Application to Elliptical Orbits
     In elliptical orbits, the velocity is not constant, so the simplifications of the preceding section do not apply, and as a planet moves away from or toward the Sun, the kinetic energy and potential energy continually rise and fall; but since one rises exactly as much as the other falls, their sum (the total energy of the orbit) is always the same, and in fact, all orbits of a given size (or semi-major axis) have the same total energy per unit of mass, regardless of the eccentricity of the orbit.
     (no other discussion of elliptical orbits is planned at this time)

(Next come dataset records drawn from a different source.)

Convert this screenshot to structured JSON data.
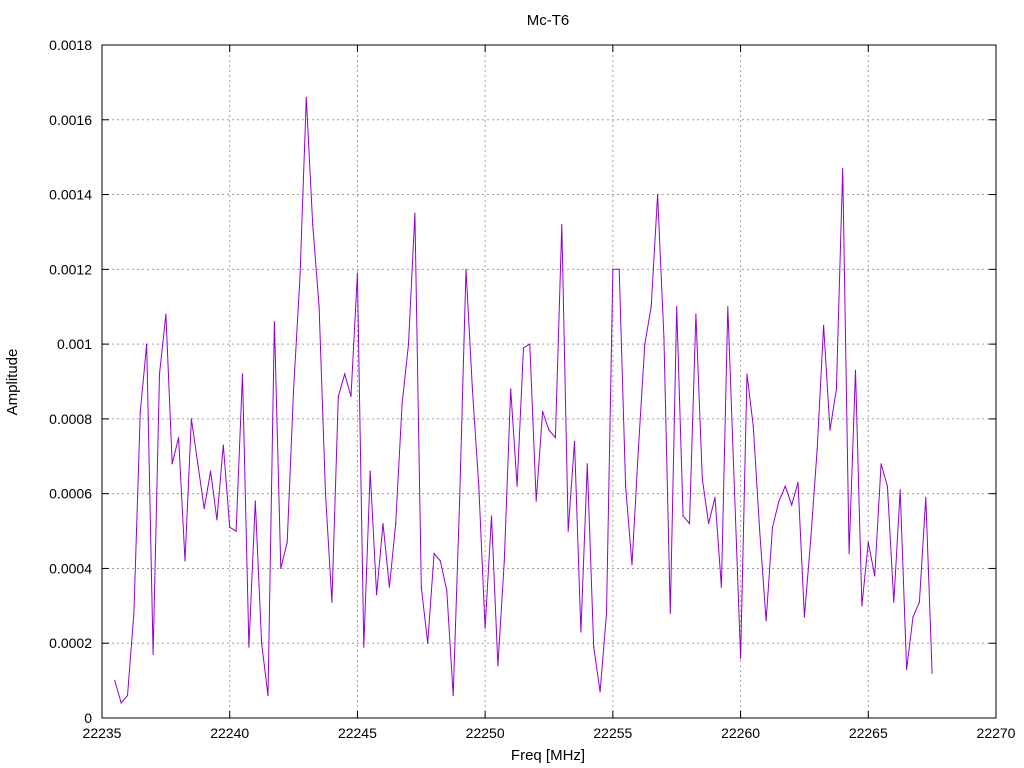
{
  "chart_data": {
    "type": "line",
    "title": "Mc-T6",
    "xlabel": "Freq [MHz]",
    "ylabel": "Amplitude",
    "xlim": [
      22235,
      22270
    ],
    "ylim": [
      0,
      0.0018
    ],
    "xticks": [
      "22235",
      "22240",
      "22245",
      "22250",
      "22255",
      "22260",
      "22265",
      "22270"
    ],
    "xtick_values": [
      22235,
      22240,
      22245,
      22250,
      22255,
      22260,
      22265,
      22270
    ],
    "yticks": [
      "0",
      "0.0002",
      "0.0004",
      "0.0006",
      "0.0008",
      "0.001",
      "0.0012",
      "0.0014",
      "0.0016",
      "0.0018"
    ],
    "ytick_values": [
      0,
      0.0002,
      0.0004,
      0.0006,
      0.0008,
      0.001,
      0.0012,
      0.0014,
      0.0016,
      0.0018
    ],
    "grid": true,
    "line_color": "#9400d3",
    "series": [
      {
        "x": [
          22235.5,
          22235.75,
          22236.0,
          22236.25,
          22236.5,
          22236.75,
          22237.0,
          22237.25,
          22237.5,
          22237.75,
          22238.0,
          22238.25,
          22238.5,
          22238.75,
          22239.0,
          22239.25,
          22239.5,
          22239.75,
          22240.0,
          22240.25,
          22240.5,
          22240.75,
          22241.0,
          22241.25,
          22241.5,
          22241.75,
          22242.0,
          22242.25,
          22242.5,
          22242.75,
          22243.0,
          22243.25,
          22243.5,
          22243.75,
          22244.0,
          22244.25,
          22244.5,
          22244.75,
          22245.0,
          22245.25,
          22245.5,
          22245.75,
          22246.0,
          22246.25,
          22246.5,
          22246.75,
          22247.0,
          22247.25,
          22247.5,
          22247.75,
          22248.0,
          22248.25,
          22248.5,
          22248.75,
          22249.0,
          22249.25,
          22249.5,
          22249.75,
          22250.0,
          22250.25,
          22250.5,
          22250.75,
          22251.0,
          22251.25,
          22251.5,
          22251.75,
          22252.0,
          22252.25,
          22252.5,
          22252.75,
          22253.0,
          22253.25,
          22253.5,
          22253.75,
          22254.0,
          22254.25,
          22254.5,
          22254.75,
          22255.0,
          22255.25,
          22255.5,
          22255.75,
          22256.0,
          22256.25,
          22256.5,
          22256.75,
          22257.0,
          22257.25,
          22257.5,
          22257.75,
          22258.0,
          22258.25,
          22258.5,
          22258.75,
          22259.0,
          22259.25,
          22259.5,
          22259.75,
          22260.0,
          22260.25,
          22260.5,
          22260.75,
          22261.0,
          22261.25,
          22261.5,
          22261.75,
          22262.0,
          22262.25,
          22262.5,
          22262.75,
          22263.0,
          22263.25,
          22263.5,
          22263.75,
          22264.0,
          22264.25,
          22264.5,
          22264.75,
          22265.0,
          22265.25,
          22265.5,
          22265.75,
          22266.0,
          22266.25,
          22266.5,
          22266.75,
          22267.0,
          22267.25,
          22267.5
        ],
        "values": [
          0.0001,
          4e-05,
          6e-05,
          0.00028,
          0.00082,
          0.001,
          0.00017,
          0.00092,
          0.00108,
          0.00068,
          0.00075,
          0.00042,
          0.0008,
          0.00068,
          0.00056,
          0.00066,
          0.00053,
          0.00073,
          0.00051,
          0.0005,
          0.00092,
          0.00019,
          0.00058,
          0.0002,
          6e-05,
          0.00106,
          0.0004,
          0.00047,
          0.00088,
          0.00118,
          0.00166,
          0.00132,
          0.0011,
          0.0006,
          0.00031,
          0.00086,
          0.00092,
          0.00086,
          0.00119,
          0.00019,
          0.00066,
          0.00033,
          0.00052,
          0.00035,
          0.00052,
          0.00084,
          0.001,
          0.00135,
          0.00035,
          0.0002,
          0.00044,
          0.00042,
          0.00034,
          6e-05,
          0.00058,
          0.0012,
          0.00088,
          0.00062,
          0.00024,
          0.00054,
          0.00014,
          0.00042,
          0.00088,
          0.00062,
          0.00099,
          0.001,
          0.00058,
          0.00082,
          0.00077,
          0.00075,
          0.00132,
          0.0005,
          0.00074,
          0.00023,
          0.00068,
          0.00019,
          7e-05,
          0.00028,
          0.0012,
          0.0012,
          0.00062,
          0.00041,
          0.00072,
          0.001,
          0.0011,
          0.0014,
          0.00102,
          0.00028,
          0.0011,
          0.00054,
          0.00052,
          0.00108,
          0.00064,
          0.00052,
          0.00059,
          0.00035,
          0.0011,
          0.00063,
          0.00016,
          0.00092,
          0.00078,
          0.0005,
          0.00026,
          0.00051,
          0.00058,
          0.00062,
          0.00057,
          0.00063,
          0.00027,
          0.00048,
          0.00072,
          0.00105,
          0.00077,
          0.00088,
          0.00147,
          0.00044,
          0.00093,
          0.0003,
          0.00047,
          0.00038,
          0.00068,
          0.00062,
          0.00031,
          0.00061,
          0.00013,
          0.00027,
          0.00031,
          0.00059,
          0.00012
        ]
      }
    ]
  }
}
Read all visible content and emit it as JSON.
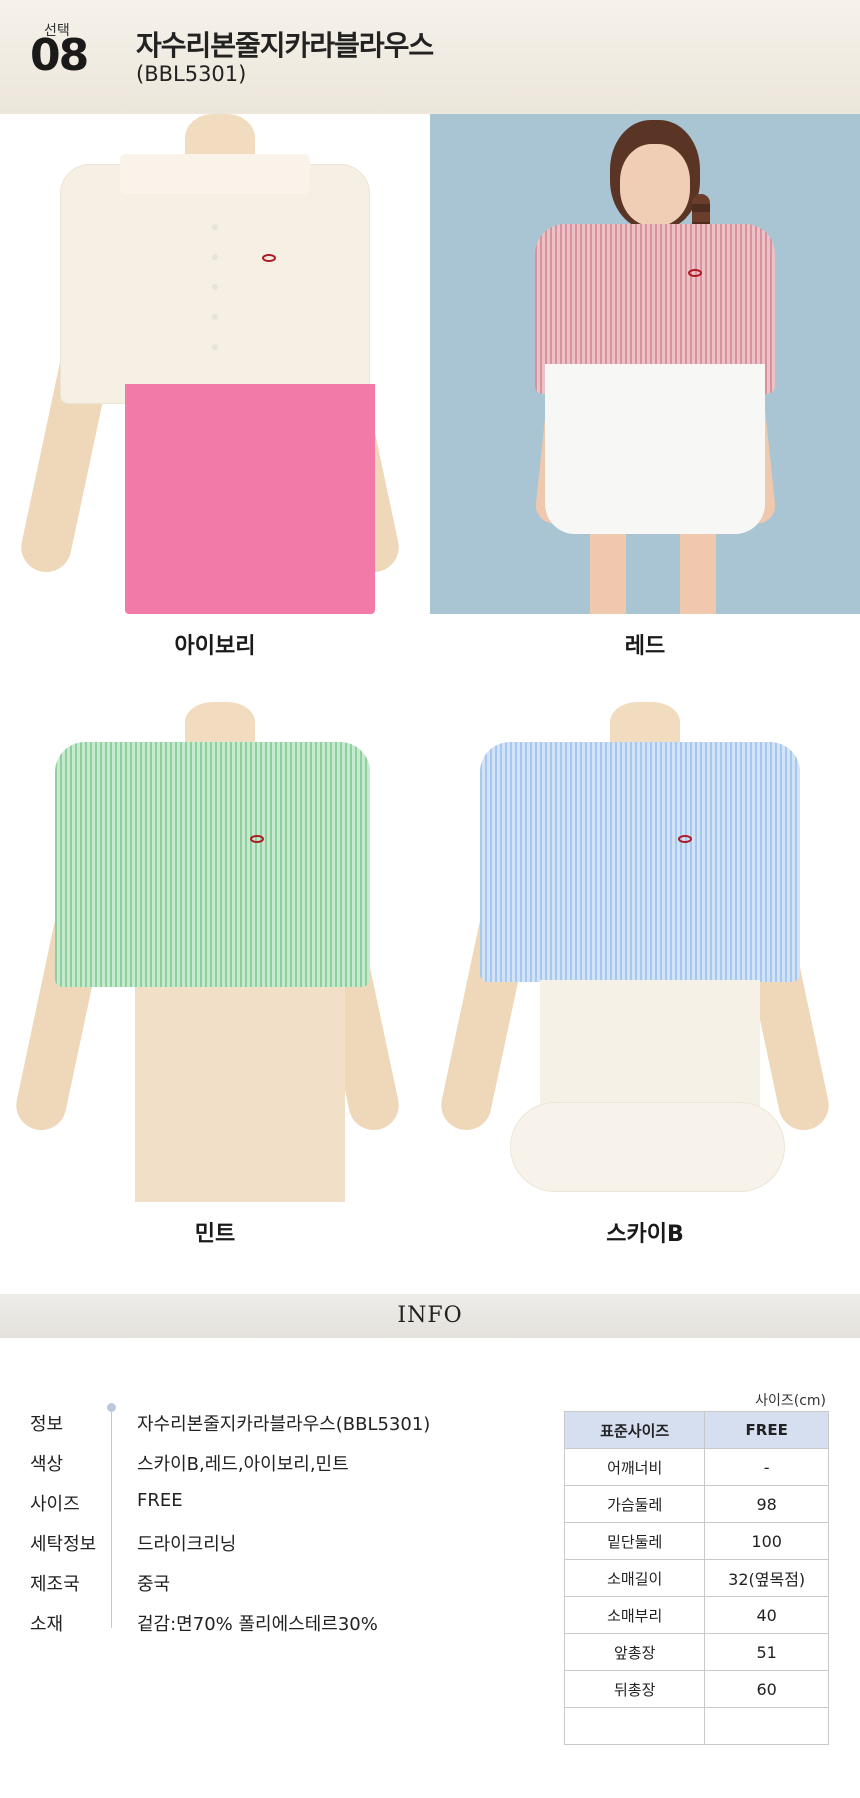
{
  "header": {
    "select_label": "선택",
    "select_number": "08",
    "product_name": "자수리본줄지카라블라우스",
    "product_code": "(BBL5301)"
  },
  "colors": [
    {
      "label": "아이보리",
      "shirt": "#f6efe4",
      "skirt": "#f27aa8"
    },
    {
      "label": "레드",
      "shirt": "#e9b4bb",
      "skirt": "#f7f7f5"
    },
    {
      "label": "민트",
      "shirt": "#bfe6c9",
      "skirt": "#f1dfc7"
    },
    {
      "label": "스카이B",
      "shirt": "#cfe1f6",
      "skirt": "#f6f1e6"
    }
  ],
  "info_banner": "INFO",
  "info": [
    {
      "key": "정보",
      "value": "자수리본줄지카라블라우스(BBL5301)"
    },
    {
      "key": "색상",
      "value": "스카이B,레드,아이보리,민트"
    },
    {
      "key": "사이즈",
      "value": "FREE"
    },
    {
      "key": "세탁정보",
      "value": "드라이크리닝"
    },
    {
      "key": "제조국",
      "value": "중국"
    },
    {
      "key": "소재",
      "value": "겉감:면70% 폴리에스테르30%"
    }
  ],
  "size_table": {
    "unit": "사이즈(cm)",
    "headers": [
      "표준사이즈",
      "FREE"
    ],
    "rows": [
      {
        "name": "어깨너비",
        "value": "-"
      },
      {
        "name": "가슴둘레",
        "value": "98"
      },
      {
        "name": "밑단둘레",
        "value": "100"
      },
      {
        "name": "소매길이",
        "value": "32(옆목점)"
      },
      {
        "name": "소매부리",
        "value": "40"
      },
      {
        "name": "앞총장",
        "value": "51"
      },
      {
        "name": "뒤총장",
        "value": "60"
      },
      {
        "name": "",
        "value": ""
      }
    ]
  }
}
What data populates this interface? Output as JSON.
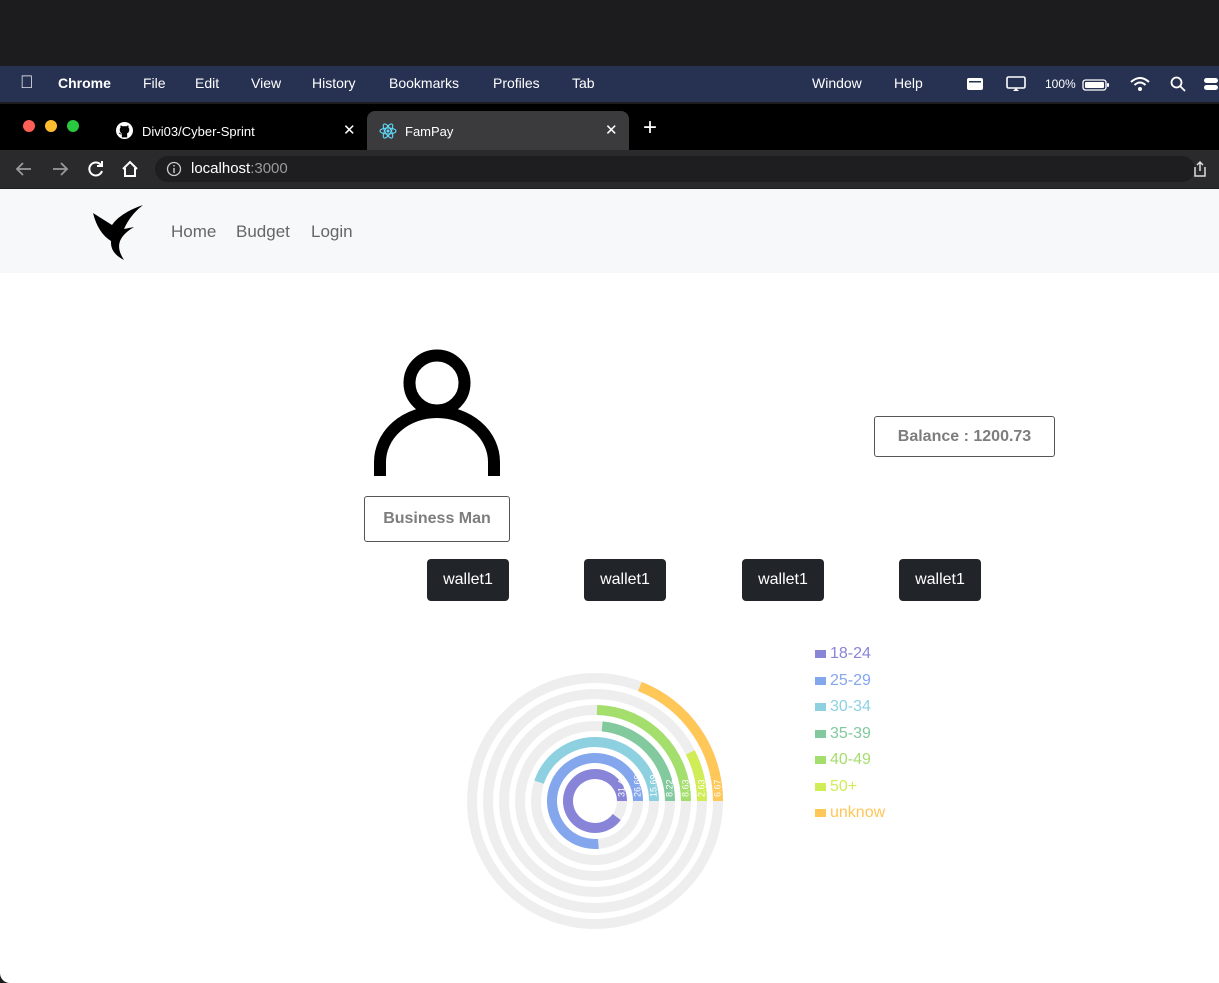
{
  "menubar": {
    "app_name": "Chrome",
    "items": [
      "File",
      "Edit",
      "View",
      "History",
      "Bookmarks",
      "Profiles",
      "Tab"
    ],
    "right_items": [
      "Window",
      "Help"
    ],
    "battery": "100%"
  },
  "tabs": [
    {
      "title": "Divi03/Cyber-Sprint",
      "icon": "github-icon"
    },
    {
      "title": "FamPay",
      "icon": "react-icon"
    }
  ],
  "address": {
    "host": "localhost",
    "port": ":3000"
  },
  "nav": {
    "links": [
      "Home",
      "Budget",
      "Login"
    ]
  },
  "profile": {
    "name": "Business Man",
    "balance": "Balance : 1200.73"
  },
  "wallets": [
    "wallet1",
    "wallet1",
    "wallet1",
    "wallet1"
  ],
  "chart_data": {
    "type": "radial-bar",
    "series": [
      {
        "name": "18-24",
        "value": 31.47,
        "color": "#8884d8"
      },
      {
        "name": "25-29",
        "value": 26.69,
        "color": "#83a6ed"
      },
      {
        "name": "30-34",
        "value": 15.69,
        "color": "#8dd1e1"
      },
      {
        "name": "35-39",
        "value": 8.22,
        "color": "#82ca9d"
      },
      {
        "name": "40-49",
        "value": 8.63,
        "color": "#a4de6c"
      },
      {
        "name": "50+",
        "value": 2.63,
        "color": "#d0ed57"
      },
      {
        "name": "unknow",
        "value": 6.67,
        "color": "#ffc658"
      }
    ],
    "legend_position": "right-top",
    "background_track": true
  }
}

Deriving the Effect of the Sun's Loss of Mass
     With the above as background, we are now ready to see how the Sun's loss of mass, as it grows old, affects the size of planetary orbits. In doing so, we will assume that the orbits are sufficiently circular that we can use the simplifications applicable to that case, and that any friction due to gases lost by the Sun passing the various planetary orbits produces negligible effects on their motion. In that case, the only thing we need worry about is that as the Sun loses mass, it exerts less gravitational force, and cannot hold the planets in the orbits that their current velocities require. As a result, the planets would gradually move away from the Sun, attaining higher orbits and in the process, reducing their speeds to values which the Sun's reduced gravity could maintain in such orbits.
     To see how this works, let us start with the formulae for the Sun's current ("original") mass:

E_total = E_potential / 2 = - E_kinetic = - G M_original / 2 a_original

As the Sun loses mass, a planet's orbital potential energy will become smaller (although, since negative, it will actually represent a higher energy), but the kinetic energy will (at first) remain as it was, so the total energy will increase by the same amount as the potential energy. This causes the orbit to become larger, reducing the (negative) value of the potential energy still further, and at the same time (because objects move more slowly in larger orbits) reducing the kinetic energy. This continues until a stable state is reached, in which the (new) kinetic energy is numerically equal to the (new) total energy, and half the size of the (new) potential energy.
In numerical terms, the original kinetic energy

E_{kinetic (original)} = G M_original / 2 a_original

plus the new potential energy

E_{potential (new)} = - G M_new / a_original

yield a new total energy

E_{total (new)} = E_{kinetic (original)} + E_{potential (new)} = G M_original / 2 a_original - G M_new / a_original

and in a new nearly circular orbit, this total energy equals half the new potential energy

E_{total (new)} = E_{potential (new)} / 2 = - G M_new / 2 a_new

or, combining the terms,

G M_original / 2 a_original - G M_new / a_original = - G M_new / 2 a_new

Multiplying each term by 2 a_new / G M_original, we obtain

a_new / a_original - 2 M_new a_new / M_original a_original = - M_new / M_original

Finally, rearranging terms, we obtain

a_new / a_original = (M_new / M_original) / (2 M_new / M_original - 1)

which is the result shown in The Fate of the Earth.